After fitting the model, I have evaluated that the regression output by examining the estimated coefficients, p-values, and the R-squared value. Diagnostic plots were used to assess whether or not the assumptions of multiple-linear regression were reasonably satisfied. These diagnostics helped me determine if the model provides a reliable explanation of the relationship between flight delays and the selected predictors.
#Multiple Regression Model
delay_model <- lm(avg_delay_time ~ weather_delay + arr_flights, data = airline_delay_final)
summary(delay_model)
##
## Call:
## lm(formula = avg_delay_time ~ weather_delay + arr_flights, data = airline_delay_final)
##
## Residuals:
## Min 1Q Median 3Q Max
## -90.58 -21.12 -7.18 9.70 1488.17
##
## Coefficients:
## Estimate Std. Error t value Pr(>|t|)
## (Intercept) 62.956946 0.882373 71.350 < 2e-16 ***
## weather_delay 0.012157 0.001358 8.954 < 2e-16 ***
## arr_flights -0.006186 0.001171 -5.281 1.37e-07 ***
## ---
## Signif. codes: 0 '***' 0.001 '**' 0.01 '*' 0.05 '.' 0.1 ' ' 1
##
## Residual standard error: 46.8 on 3179 degrees of freedom
## Multiple R-squared: 0.0246, Adjusted R-squared: 0.02399
## F-statistic: 40.09 on 2 and 3179 DF, p-value: < 2.2e-16
# Diagnostic Plots
par(mfrow = c(2, 2))
plot(delay_model)
After creating the multiple regression model, diagnostic plots were examined to evaluate whether the assumption of the multiple linear regression was reasonably satisfied. The Residuals V. Fitted Plot indicated no strong systematic pattern, suggesting that the assumption for linearity is appropriate. The normal Q-Q plot also indicated that the residuals were normally distributed, with a common deviations in the upper tail that was expected. The scale location plot also suggests a mild heteroscedasticity but the overall variance of residuals remained stable across the fitted values. Lastly, the Residuals V. Leverage plot started to reveal a small number of observations with a higher leverage. Overall, the diagnostics show that the regression assumption were reasonably met and the model can provide a reliable interpretation.
The analysis examines how weather related delays and flight volume predict the average time of delay for flights by using a multiple linear regression model. The results indicate that weather related delays were positively and statistically significant associated with longer average delay time, indicating that increased weather disruption will contribute meaningfully to prolonged delays. Flight volumes were also a statistically significant predictor with high numbers of arriving flights associated with a slightly shorter average delay times, suggesting that airports with a greater traffic may operate efficiently in terms of managing delays. The overall regression was statistically significant and provides a meaningful insight into the relationship between operational factors and flight delays.
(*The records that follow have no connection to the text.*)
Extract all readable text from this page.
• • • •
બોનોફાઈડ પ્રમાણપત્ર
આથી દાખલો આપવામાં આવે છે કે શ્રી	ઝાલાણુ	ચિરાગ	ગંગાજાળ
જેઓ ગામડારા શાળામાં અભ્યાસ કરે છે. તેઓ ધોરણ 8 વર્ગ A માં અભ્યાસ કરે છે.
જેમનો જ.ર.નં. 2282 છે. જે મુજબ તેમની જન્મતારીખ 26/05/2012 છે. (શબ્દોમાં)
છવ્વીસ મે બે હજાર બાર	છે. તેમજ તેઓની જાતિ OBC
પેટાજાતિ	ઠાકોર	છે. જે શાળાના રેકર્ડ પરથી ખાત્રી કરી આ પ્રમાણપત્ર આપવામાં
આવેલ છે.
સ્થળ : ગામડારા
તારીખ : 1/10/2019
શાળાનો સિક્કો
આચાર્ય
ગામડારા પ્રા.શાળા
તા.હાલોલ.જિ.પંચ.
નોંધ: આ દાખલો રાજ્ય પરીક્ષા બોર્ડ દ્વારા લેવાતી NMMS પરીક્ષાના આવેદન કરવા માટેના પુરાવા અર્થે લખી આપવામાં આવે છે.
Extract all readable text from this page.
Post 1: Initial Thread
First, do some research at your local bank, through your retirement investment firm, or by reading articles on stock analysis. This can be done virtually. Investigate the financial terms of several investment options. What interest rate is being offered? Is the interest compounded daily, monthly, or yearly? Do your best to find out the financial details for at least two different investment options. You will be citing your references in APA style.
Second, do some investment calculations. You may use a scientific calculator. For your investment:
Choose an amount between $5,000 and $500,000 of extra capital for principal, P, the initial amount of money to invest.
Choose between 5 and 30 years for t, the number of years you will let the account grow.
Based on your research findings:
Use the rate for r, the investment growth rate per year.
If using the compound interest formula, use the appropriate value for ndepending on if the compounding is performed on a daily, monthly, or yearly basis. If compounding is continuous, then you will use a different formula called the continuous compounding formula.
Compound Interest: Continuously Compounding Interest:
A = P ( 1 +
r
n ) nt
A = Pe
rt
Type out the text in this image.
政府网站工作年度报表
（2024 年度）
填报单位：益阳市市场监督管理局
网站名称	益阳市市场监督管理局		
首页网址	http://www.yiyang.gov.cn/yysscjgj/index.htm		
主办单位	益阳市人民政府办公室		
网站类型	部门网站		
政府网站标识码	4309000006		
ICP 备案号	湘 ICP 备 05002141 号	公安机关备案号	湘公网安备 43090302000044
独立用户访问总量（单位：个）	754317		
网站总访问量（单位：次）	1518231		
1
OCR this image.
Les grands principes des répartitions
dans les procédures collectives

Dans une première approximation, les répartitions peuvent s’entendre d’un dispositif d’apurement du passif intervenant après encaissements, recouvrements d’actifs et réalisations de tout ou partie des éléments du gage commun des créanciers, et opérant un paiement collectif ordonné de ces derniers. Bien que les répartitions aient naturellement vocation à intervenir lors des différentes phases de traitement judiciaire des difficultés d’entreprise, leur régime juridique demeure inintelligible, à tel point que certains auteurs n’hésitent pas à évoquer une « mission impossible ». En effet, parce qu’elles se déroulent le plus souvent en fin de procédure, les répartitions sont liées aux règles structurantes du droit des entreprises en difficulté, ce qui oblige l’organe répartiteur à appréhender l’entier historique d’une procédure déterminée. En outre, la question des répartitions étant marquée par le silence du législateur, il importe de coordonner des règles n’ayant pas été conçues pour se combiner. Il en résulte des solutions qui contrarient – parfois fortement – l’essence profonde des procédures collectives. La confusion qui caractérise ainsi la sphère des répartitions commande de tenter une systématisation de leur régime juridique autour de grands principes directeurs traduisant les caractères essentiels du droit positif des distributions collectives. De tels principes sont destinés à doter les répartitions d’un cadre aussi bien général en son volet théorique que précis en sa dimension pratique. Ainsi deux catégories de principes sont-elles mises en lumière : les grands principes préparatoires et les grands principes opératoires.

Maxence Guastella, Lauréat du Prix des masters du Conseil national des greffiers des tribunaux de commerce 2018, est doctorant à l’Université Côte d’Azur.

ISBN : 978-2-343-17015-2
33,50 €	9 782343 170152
These findings highlight the importance of weather conditions influencing airline delay performance while at the same time suggesting that the operational scale may play a role in mitigating a delay severity. For my future research is to improve the model by adding more variables like airport congestion levels, staffing, aircraft types, and traffic control constraints. Expanding this analysis to include data from over a period of time could also help get a seasonal pattern to improve my analysis. Overall, this analysis provides an efficient foundation to understand factors associated with the airline delays and offers an opportunity for a deeper analysis.